You are viewing a plain text version of this content. The canonical link for it is here.

Posted to user@spark.apache.org by Glitch <at...@datacratic.com> on 2014/09/18 22:02:51 UTC

SVD on larger than taller matrix

I have a matrix of about 2 millions+ rows with 3 millions + columns in svm
format* and it's sparse. As I understand it, running SVD on such a matrix
shouldn't be a problem since version 1.1.

I'm using 10 worker nodes on EC2, each with 30G of RAM (r3.xlarge). I was
able to compute the SVD for 20 singular values, but it fails with a Java
Heap Size error for 200 singular values. I'm currently trying 100. 

So my question is this, what kind of cluster do you need to perform this
task? 
As I do not have any measurable experience with Spark I can't say if this is
normal: my test for 100 singular values has been running for over an hour.

I'm using this dataset
http://archive.ics.uci.edu/ml/datasets/URL+Reputation

I'm using the spark-shell with --executor-memory 15G --driver-memory 15G


And the few lines of codes are
/import org.apache.spark.mllib.linalg.distributed.RowMatrix
import org.apache.spark.mllib.util.MLUtils
val data = MLUtils.loadLibSVMFile(sc, "all.svm",3231961)
val features = data.map(line => line.features)
val mat = new RowMatrix(features)
val svd = mat.computeSVD(200, computeU= true)/


svm format: <label> <column number>:value



--
View this message in context: http://apache-spark-user-list.1001560.n3.nabble.com/SVD-on-larger-than-taller-matrix-tp14611.html
Sent from the Apache Spark User List mailing list archive at Nabble.com.

---------------------------------------------------------------------
To unsubscribe, e-mail: user-unsubscribe@spark.apache.org
For additional commands, e-mail: user-help@spark.apache.org

Re: SVD on larger than taller matrix

Posted by Li Pu <lp...@twitter.com.INVALID>.
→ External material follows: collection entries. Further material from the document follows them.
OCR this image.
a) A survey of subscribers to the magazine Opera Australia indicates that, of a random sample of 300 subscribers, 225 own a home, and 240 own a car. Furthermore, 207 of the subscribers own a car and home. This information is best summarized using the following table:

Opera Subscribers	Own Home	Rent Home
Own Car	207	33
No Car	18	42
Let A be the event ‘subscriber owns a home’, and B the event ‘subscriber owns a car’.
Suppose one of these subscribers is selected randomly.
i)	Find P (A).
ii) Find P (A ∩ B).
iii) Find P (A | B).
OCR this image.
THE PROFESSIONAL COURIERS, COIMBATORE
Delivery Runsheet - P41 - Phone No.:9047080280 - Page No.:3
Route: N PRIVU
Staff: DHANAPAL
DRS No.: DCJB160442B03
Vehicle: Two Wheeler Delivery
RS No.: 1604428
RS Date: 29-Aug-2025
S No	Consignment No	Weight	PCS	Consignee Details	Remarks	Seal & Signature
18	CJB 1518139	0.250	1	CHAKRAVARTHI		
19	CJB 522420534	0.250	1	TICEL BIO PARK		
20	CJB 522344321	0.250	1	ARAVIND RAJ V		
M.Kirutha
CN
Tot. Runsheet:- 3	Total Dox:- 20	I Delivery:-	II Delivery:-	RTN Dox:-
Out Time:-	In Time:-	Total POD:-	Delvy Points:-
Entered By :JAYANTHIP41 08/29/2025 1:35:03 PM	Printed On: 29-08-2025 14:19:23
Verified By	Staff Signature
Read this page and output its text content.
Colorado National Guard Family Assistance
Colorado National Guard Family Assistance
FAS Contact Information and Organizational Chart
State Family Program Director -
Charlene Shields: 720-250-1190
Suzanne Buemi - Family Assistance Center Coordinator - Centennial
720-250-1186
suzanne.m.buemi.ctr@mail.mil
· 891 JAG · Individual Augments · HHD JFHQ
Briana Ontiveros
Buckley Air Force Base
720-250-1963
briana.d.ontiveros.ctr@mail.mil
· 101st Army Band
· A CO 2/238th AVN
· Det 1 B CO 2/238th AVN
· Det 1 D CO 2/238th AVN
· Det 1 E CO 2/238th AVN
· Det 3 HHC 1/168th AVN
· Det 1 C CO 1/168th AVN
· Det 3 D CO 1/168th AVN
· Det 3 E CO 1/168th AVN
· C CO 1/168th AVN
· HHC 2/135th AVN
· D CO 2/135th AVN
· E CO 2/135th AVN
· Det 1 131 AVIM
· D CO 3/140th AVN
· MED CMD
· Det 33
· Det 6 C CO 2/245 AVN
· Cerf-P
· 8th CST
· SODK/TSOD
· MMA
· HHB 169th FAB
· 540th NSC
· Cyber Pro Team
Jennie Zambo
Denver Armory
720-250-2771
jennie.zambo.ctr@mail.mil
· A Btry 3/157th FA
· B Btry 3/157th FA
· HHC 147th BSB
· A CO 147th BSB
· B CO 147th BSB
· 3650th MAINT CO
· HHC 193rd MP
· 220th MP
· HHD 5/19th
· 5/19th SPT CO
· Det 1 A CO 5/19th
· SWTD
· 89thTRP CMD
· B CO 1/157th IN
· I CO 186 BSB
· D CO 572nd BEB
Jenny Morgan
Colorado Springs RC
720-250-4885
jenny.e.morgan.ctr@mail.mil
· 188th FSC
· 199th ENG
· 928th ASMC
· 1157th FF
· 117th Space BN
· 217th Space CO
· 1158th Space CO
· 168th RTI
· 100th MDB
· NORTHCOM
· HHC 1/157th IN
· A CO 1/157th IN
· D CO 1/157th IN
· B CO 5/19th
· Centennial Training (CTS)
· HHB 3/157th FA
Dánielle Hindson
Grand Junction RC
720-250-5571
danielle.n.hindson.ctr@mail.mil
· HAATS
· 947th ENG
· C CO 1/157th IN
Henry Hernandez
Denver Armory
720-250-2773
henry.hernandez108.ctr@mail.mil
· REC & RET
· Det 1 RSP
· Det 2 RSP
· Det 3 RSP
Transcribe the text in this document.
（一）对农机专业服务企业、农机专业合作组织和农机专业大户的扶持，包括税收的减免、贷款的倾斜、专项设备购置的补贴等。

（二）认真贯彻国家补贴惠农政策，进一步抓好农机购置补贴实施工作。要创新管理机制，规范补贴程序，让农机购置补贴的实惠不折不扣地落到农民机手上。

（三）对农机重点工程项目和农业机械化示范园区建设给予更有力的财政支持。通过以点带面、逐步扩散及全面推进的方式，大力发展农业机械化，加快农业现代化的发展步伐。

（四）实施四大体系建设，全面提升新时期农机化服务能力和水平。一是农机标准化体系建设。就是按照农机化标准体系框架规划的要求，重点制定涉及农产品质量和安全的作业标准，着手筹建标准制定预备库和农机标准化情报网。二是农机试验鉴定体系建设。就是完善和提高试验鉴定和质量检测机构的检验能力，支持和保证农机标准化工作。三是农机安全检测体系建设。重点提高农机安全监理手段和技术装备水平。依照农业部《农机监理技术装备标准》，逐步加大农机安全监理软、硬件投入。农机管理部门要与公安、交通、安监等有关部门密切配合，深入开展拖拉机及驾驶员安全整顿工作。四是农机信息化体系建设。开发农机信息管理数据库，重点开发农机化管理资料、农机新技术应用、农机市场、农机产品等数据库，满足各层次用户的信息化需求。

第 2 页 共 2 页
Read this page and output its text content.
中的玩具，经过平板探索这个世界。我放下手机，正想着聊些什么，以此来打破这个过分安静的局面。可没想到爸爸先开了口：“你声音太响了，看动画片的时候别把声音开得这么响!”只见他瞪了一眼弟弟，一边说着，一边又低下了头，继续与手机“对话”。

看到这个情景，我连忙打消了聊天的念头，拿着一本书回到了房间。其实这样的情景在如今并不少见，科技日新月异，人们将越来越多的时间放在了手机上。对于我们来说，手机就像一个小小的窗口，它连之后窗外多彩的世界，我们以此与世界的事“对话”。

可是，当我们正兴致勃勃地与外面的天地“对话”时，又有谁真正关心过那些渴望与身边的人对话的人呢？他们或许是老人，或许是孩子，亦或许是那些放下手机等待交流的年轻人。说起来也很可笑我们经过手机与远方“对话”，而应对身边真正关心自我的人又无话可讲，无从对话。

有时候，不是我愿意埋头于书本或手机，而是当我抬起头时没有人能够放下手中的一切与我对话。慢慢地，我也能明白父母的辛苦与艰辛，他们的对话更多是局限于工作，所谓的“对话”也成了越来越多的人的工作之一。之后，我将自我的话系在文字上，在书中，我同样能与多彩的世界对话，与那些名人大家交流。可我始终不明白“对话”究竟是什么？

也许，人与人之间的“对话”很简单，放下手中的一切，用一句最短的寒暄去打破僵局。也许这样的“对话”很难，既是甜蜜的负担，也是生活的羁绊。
The main bottleneck of current SVD implementation is on the memory of
driver node. It requires at least 5*n*k doubles in driver memory because
all right singular vectors are stored in driver memory and there are some
working memory required. So it is bounded by the smaller dimension of your
matrix and k. For the worker nodes, memory requirements should be much
smallers as long as you can distribute your sparse matrix in worker's
memory. If possible, you can ask for more memory for driver node while
keeping worker nodes memory small.

Meanwhile we are working on removing this limitation by implementing
distributed QR and Lanczos in Spark.

On Thu, Sep 18, 2014 at 1:26 PM, Xiangrui Meng <me...@gmail.com> wrote:

> Did you cache `features`? Without caching it is slow because we need
> O(k) iterations. The storage requirement on the driver is about 2 * n
> * k = 2 * 3 million * 200 ~= 9GB, not considering any overhead.
> Computing U is also an expensive task in your case. We should use some
> randomized SVD implementation for your data, but this is not available
> now. I would recommend setting driver-memory 25g, caching `features`,
> and using a smaller k. -Xiangrui
>
> On Thu, Sep 18, 2014 at 1:02 PM, Glitch <at...@datacratic.com> wrote:
> > I have a matrix of about 2 millions+ rows with 3 millions + columns in
> svm
> > format* and it's sparse. As I understand it, running SVD on such a matrix
> > shouldn't be a problem since version 1.1.
> >
> > I'm using 10 worker nodes on EC2, each with 30G of RAM (r3.xlarge). I was
> > able to compute the SVD for 20 singular values, but it fails with a Java
> > Heap Size error for 200 singular values. I'm currently trying 100.
> >
> > So my question is this, what kind of cluster do you need to perform this
> > task?
> > As I do not have any measurable experience with Spark I can't say if
> this is
> > normal: my test for 100 singular values has been running for over an
> hour.
> >
> > I'm using this dataset
> > http://archive.ics.uci.edu/ml/datasets/URL+Reputation
> >
> > I'm using the spark-shell with --executor-memory 15G --driver-memory 15G
> >
> >
> > And the few lines of codes are
> > /import org.apache.spark.mllib.linalg.distributed.RowMatrix
> > import org.apache.spark.mllib.util.MLUtils
> > val data = MLUtils.loadLibSVMFile(sc, "all.svm",3231961)
> > val features = data.map(line => line.features)
> > val mat = new RowMatrix(features)
> > val svd = mat.computeSVD(200, computeU= true)/
> >
> >
> > svm format: <label> <column number>:value
> >
> >
> >
> > --
> > View this message in context:
> http://apache-spark-user-list.1001560.n3.nabble.com/SVD-on-larger-than-taller-matrix-tp14611.html
> > Sent from the Apache Spark User List mailing list archive at Nabble.com.
> >
> > ---------------------------------------------------------------------
> > To unsubscribe, e-mail: user-unsubscribe@spark.apache.org
> > For additional commands, e-mail: user-help@spark.apache.org
> >
>
> ---------------------------------------------------------------------
> To unsubscribe, e-mail: user-unsubscribe@spark.apache.org
> For additional commands, e-mail: user-help@spark.apache.org
>
>


-- 
Li
@vrilleup

Re: SVD on larger than taller matrix

Posted by Xiangrui Meng <me...@gmail.com>.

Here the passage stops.